SAN GIUSEPPE È UN PAPÁ CHE SOGNA

19/03/2025


Nel 2021 Papa Francesco ha proposto una catechesi su san Giuseppe, che si festeggia il 19 marzo. Si trattava di una sfida coraggiosa, perché san Giuseppe, anche per molti credenti, è una figura da immaginetta: un brav’uomo piuttosto remissivo, e in fondo rinunciatario, privato dei suoi sogni dalla volontà di Dio. Nel mettere in risalto le doti di quest’uomo intimamente libero, il Papa gli riconosce la dote del silenzio. Dobbiamo imparare da Giuseppe a coltivare il silenzio, quello spazio di interiorità nelle nostre giornate in cui diamo la possibilità allo Spirito di rigenerarci, di consolarci, di correggerci, quel silenzio che non è mutismo, ma che lascia spazio alla saggezza, alla riflessione.

La tenerezza che non è debolezza

Altra dote di Giuseppe, sottolineata dal Papa, è il vero coraggio. È un luogo comune sbagliato considerare il coraggio come virtù esclusiva dell’eroe. In tutti i tempi e in tutte le culture troviamo uomini e donne coraggiosi, che per essere coerenti con il proprio credo hanno superato ogni genere di difficoltà, sopportando ingiustizie, condanne e persino la morte. Il coraggio è sinonimo di fortezza, che insieme alla giustizia, alla prudenza e alla temperanza fa parte del gruppo delle virtù umane, dette «cardinali».

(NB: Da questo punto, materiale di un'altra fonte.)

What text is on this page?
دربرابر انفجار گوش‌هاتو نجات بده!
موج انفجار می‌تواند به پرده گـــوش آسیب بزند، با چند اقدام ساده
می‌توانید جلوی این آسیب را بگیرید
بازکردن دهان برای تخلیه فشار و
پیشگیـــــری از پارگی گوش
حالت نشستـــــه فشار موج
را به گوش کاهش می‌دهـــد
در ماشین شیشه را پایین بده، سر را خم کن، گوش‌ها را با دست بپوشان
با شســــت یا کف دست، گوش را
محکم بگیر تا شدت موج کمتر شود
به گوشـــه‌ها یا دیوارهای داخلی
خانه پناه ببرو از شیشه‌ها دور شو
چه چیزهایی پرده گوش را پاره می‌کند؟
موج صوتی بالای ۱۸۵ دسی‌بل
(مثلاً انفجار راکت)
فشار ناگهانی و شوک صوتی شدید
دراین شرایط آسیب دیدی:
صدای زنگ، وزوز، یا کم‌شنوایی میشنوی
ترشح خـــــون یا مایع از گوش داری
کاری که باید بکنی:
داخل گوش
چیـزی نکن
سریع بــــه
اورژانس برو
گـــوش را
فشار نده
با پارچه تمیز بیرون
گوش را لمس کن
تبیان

Molto ricca anche la riflessione su Giuseppe il falegname, cioè il lavoratore. I padri e le madri, oggi più che mai, sono messi alla prova nel trasmettere ai figli il valore e il senso del lavorare: la dignità di questo impegno, la difesa di questo diritto, la giusta considerazione dei cambiamenti rapidissimi che sono in atto in questo settore così importante della vita. I genitori che trasmettano ai figli la convinzione che il lavoro sia un inferno, una condanna, e non, per chi ce l’ha, un’opportunità è come se trasmettessero l’idea che la vita stessa da adulti sia un inferno.

Ancora, il Papa attribuisce a san Giuseppe un ruolo decisivo nel nutrire in Gesù il senso della tenerezza del Padre celeste. Il Papa dice che la tenerezza vera non è debolezza, magari riservata solo alle «femmine», ma «un modo speciale di fare giustizia».

Infatti, il padre è colui che conosce l’arte di essere giusto senza mai perdere la tenerezza: perché, più della colpa del figlio, conta la capacità del genitore di mostrarsene superiore e di continuare a valorizzare il «colpevole» ben più della sua colpa.

Questa è tenerezza, ed è una tenerezza che educa, che rafforza, che fa crescere. I padri di cui abbiamo bisogno sono coloro che permettono ai figli di fare questa esperienza di cui parla il Papa.

Sopra la testa non solo un tetto

E poi, il Papa ha descritto san Giuseppe come un «uomo che sogna». Gesù impara da Giuseppe che la vita è una responsabilità troppo grande per essere portata avanti da soli: c’è un segreto, in cielo o nella vita stessa, che un uomo davvero sapiente e istruito dai lunghi anni della sua esistenza ha imparato quantomeno a desiderare e, per quanto ne sa, a coltivare. Un figlio che ha un genitore che «sogna» ha un cielo sopra la testa, oltre che un tetto.

Infine, Giuseppe è un padre che ha un forte senso della comunità, e sviluppa e trasmette al figlio la percezione di far parte di una famiglia davvero molto grande. Per esempio, il falegname di Nazaret conosce e condivide con Gesù le tradizioni di Israele: le feste, le leggende, il senso delle cose considerate sacre (cercando di mostrarle al figlio nel loro valore e non solo come convenzioni sociali vuote di significato), la parentela, i legami di amicizia e il rispetto per tutti.

Genitori socievoli fanno figli socievoli, o quantomeno non timorosi della socialità, con tutte le sue ricchissime opportunità.

Giuseppe è stato un padre speciale e insegna tanto ancora oggi. Sono piccoli consigli che voglio dare ai padri di oggi, che anche io, come padre di tanti ragazzi difficili ho cercato di seguire, a pochi giorni dalla Festà del papà, San Giuseppe.